Kalman Filter - Kalman Filter
1. What is Kalman filter
(What is the kalman filter?)
Before studying the Kalman filter, first look at why "Carman" is called "Kalman". Like other famous theories (such as Fourier transform, Taylor level, etc.), Kalman is also a person's name, and it is different from them. He is a modern person!
Carman's full name Rudolf Emil Kalman, Hungarian mathematician, born in Budapest, Hungary in 1930. In 1953, in 1954, the MIT was backed by the MIT and a master's degree. In 1957, he received a Ph.D. in Columbia University. The Kalman filter we have to learn now is from his doctoral thesis and 1960 issued a new approach to linear filter and prediction problems (new method for linear filtering and prediction issues). If you are interested in this pair, you can download here:
Http://www.cs.unc.edu/~welch/media/pdf/kalman1960.pdf.
Simply, the Kalman filter is a "Optimal Recursive Data Processing Algorithm". " For a large number of questions, he is optimal, the highest efficiency is even most useful. His extensive application has been more than 30 years, including robot navigation, control, sensor data integration, and even in military radar systems and missile tracking. In recent years, it has been applied to computer image processing, such as head-face recognition, image segmentation, image edge detection, and more.
2. Introduction of Kalman filter
(Introduction to the Kalman Filter)
In order to understand the Kalman filter more easily, the description method of the image will be applied, rather than the mathematical formula and mathematical symbols like most reference books. However, his 5 formulas are their core content. Combined with modern computers, in fact, Karman's procedures are quite simple, as long as you understand his 5 formulas.
Before introducing his 5 formulas, let us first explore step by step according to the example below.
Suppose the object we have to study is a temperature of a room. According to your experience, the temperature of this room is constant, that is, the next minute temperature is equal to the temperature of this minute (assuming we use a minute to do time units).

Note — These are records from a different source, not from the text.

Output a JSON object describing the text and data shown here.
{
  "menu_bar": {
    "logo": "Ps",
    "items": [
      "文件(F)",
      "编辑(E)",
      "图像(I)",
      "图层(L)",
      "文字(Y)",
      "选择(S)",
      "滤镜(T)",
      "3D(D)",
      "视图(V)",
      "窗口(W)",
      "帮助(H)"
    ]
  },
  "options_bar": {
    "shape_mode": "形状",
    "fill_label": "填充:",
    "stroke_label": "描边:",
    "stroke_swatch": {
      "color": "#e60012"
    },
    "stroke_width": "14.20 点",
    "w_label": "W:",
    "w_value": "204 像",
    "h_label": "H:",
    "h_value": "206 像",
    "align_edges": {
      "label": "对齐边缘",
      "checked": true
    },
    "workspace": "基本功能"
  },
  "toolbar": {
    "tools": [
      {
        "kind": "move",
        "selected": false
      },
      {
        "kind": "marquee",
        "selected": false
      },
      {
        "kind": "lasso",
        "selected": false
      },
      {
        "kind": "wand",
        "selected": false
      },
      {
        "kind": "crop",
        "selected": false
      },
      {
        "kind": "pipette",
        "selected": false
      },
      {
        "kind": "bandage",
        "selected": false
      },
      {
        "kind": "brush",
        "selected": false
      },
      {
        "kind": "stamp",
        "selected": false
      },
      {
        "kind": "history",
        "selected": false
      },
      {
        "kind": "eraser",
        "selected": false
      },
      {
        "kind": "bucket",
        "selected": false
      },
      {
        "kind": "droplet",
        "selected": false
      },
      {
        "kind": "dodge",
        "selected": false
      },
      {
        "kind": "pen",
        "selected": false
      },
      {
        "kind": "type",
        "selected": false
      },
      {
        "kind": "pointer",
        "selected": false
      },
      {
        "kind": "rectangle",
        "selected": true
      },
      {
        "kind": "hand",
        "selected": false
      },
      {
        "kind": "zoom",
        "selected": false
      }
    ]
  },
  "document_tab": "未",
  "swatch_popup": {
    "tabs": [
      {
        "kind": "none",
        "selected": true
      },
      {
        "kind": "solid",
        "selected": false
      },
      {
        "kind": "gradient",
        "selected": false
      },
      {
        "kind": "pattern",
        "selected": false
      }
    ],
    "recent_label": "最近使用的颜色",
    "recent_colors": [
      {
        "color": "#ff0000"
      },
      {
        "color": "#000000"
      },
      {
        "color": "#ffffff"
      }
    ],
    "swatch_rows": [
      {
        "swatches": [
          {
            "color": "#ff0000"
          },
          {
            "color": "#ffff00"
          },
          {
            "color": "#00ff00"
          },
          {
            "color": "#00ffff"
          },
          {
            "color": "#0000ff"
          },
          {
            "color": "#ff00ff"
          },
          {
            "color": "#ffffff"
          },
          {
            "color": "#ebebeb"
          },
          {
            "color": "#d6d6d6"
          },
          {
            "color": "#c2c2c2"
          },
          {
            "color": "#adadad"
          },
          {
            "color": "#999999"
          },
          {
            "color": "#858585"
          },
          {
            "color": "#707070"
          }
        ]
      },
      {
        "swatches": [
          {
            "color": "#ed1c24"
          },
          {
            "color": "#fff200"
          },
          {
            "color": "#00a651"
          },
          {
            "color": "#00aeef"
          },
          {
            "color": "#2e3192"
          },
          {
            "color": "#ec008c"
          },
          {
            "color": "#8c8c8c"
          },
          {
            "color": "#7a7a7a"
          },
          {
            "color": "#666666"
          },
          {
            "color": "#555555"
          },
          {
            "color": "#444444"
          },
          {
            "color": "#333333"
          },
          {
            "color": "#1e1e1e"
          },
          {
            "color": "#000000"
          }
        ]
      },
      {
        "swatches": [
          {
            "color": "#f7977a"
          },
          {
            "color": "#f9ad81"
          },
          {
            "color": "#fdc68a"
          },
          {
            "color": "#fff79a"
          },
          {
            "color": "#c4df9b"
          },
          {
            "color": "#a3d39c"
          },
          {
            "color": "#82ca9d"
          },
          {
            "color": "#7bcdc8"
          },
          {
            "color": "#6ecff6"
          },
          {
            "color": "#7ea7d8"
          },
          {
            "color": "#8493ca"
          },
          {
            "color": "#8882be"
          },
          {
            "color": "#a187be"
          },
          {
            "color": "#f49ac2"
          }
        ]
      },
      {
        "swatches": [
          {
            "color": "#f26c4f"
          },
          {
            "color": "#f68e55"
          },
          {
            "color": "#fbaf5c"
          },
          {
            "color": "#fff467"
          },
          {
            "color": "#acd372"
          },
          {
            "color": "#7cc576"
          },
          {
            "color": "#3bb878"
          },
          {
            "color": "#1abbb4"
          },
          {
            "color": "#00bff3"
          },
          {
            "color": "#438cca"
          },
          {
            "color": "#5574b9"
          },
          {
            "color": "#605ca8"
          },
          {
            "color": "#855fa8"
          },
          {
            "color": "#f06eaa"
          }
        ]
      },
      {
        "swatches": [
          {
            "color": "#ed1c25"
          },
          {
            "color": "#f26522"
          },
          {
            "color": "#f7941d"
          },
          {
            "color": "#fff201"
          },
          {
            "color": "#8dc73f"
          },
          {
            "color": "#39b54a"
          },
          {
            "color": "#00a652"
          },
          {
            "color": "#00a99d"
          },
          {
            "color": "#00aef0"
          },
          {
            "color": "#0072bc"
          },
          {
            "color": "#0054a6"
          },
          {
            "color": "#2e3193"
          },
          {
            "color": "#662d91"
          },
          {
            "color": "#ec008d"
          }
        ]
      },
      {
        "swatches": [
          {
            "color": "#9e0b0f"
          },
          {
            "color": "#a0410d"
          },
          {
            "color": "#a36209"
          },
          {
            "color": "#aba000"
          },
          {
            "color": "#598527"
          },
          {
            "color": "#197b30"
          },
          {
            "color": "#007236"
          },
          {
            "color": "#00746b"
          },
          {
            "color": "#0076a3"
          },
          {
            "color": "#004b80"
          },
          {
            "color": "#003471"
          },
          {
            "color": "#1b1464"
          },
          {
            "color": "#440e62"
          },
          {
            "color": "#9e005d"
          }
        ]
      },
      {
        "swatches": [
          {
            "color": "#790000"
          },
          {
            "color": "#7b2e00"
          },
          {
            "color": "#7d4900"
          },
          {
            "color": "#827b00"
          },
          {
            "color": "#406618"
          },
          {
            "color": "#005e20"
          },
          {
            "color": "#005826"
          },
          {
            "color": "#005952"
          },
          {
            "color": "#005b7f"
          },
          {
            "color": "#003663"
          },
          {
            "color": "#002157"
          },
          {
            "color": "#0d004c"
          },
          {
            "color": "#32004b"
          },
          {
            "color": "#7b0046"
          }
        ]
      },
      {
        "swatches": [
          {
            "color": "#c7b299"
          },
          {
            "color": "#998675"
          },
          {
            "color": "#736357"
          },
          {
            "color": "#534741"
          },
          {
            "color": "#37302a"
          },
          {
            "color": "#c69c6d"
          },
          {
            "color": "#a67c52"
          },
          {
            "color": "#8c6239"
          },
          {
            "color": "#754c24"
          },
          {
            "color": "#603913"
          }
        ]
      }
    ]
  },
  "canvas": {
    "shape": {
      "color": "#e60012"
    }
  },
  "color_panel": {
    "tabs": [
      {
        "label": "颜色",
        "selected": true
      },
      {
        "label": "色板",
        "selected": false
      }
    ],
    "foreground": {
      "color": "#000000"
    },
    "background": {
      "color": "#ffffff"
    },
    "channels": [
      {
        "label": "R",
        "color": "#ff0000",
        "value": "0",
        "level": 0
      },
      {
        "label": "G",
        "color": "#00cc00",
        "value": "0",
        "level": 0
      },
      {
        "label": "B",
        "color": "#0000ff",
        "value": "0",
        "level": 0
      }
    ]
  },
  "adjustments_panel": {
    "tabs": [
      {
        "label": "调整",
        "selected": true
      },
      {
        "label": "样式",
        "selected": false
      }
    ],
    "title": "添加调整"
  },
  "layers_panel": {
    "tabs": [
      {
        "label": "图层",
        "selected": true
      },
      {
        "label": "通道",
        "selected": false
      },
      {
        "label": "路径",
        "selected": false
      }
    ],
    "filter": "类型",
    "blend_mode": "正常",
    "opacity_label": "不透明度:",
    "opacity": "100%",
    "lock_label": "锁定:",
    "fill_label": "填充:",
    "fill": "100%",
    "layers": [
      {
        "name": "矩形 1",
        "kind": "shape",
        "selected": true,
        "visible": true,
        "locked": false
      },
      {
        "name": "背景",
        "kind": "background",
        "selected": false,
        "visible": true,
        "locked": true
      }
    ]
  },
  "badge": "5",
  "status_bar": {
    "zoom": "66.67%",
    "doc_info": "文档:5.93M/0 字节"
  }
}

Suppose you are not 100% of your experience, there may be a maximum of the upper and lower deviations. We see these deviations as the White Gaussian Noise, that is, these deviations have no relationship with the front and rear time and comply with Gaussian Distribution. In addition, we put a thermometer in the room, but this thermometer is not accurate, the measured value is deviated than the actual value. We also see these deviations as Gaussia White Noise.
Ok, now we have two temperature values related to the room: you are based on the predictive value of the experience (the predicted value of the system) and the temperature meter (measured). Below we have to use these two values to combine their respective noise to estimate the actual temperature value of the room.
If we want to estimate K, the actual temperature value is. First you have to predict the temperature of the K timing according to the temperature value of the K-1 time. Because you believe that the temperature is constant, you will get the temperature forecast value of the K time is the same as K-1, assuming is 23 degrees, and the deviation of the Gaussian noise of this value is 5 degrees (5 is obtained: If the deviation of the optimal temperature value estimated by the K-1 time is 3, you are 4 degrees for the uncertainty forecast, and the square plus again, it is 5). Then, you get the temperature value of the K time from the thermometer, assuming 25 degrees, and the deviation of this value is 4 degrees. Since we are used to estimate the actual temperature of the K time, there are two temperature values, from 23 degrees and 25 degrees, respectively. What is the actual temperature? I believe I still believe in the thermometer? I believe who is more, we can use their CoVariance to judge. Because KG ^ 2 = 5 ^ 2 / (5 ^ 2 4 ^ 2), Kg = 0.78, we can estimate the actual temperature value of the K time is: 23 0.78 * (25-23) = 24.56 degrees. It can be seen that because the Covariance of the thermometer is relatively small (compare the thermometer), the estimated optimal temperature value is biased toward the value of the thermometer.
Now we have got the optimal temperature value of the K, the next step is to enter K 1, and new optimal estimates. So far, it seems that there is still what you have never seen. By the way, we have to calculate the deviation of the optimal value (24.56 degrees) of the K time. The algorithm is as follows: ((1-kg) * 5 ^ 2) ^ 0.5 = 2.35. The 5 herein is the deviation of the 23 degree temperature value you predicted at the top of the above K, and the degradation 2.35 is a deviation of the optimal temperature value estimated by the K 1 time after K, corresponding to the above 3).
That is, the Kalman filter is constantly recursing Covariance, thereby estimating the optimal temperature value. He runs very quickly, and it only retains the CoVariance of the last moment. The top of the Kg is the Kalman Gain. He can change his own value with different moments, is it very magical!
Let's go to the right to go forward and discuss Kalman on the real engineering system.
3. Kalman filter algorithm
(The Kalman Filter Algorithm)
In this section, we will describe the Kalman filter from DR Kalman. The following description will involve some basic concepts, including probability, random variable, Gaussian Distribution, and State-Space MODEL, etc. However, for the detailed proven of the Kalman filter, it cannot be described here.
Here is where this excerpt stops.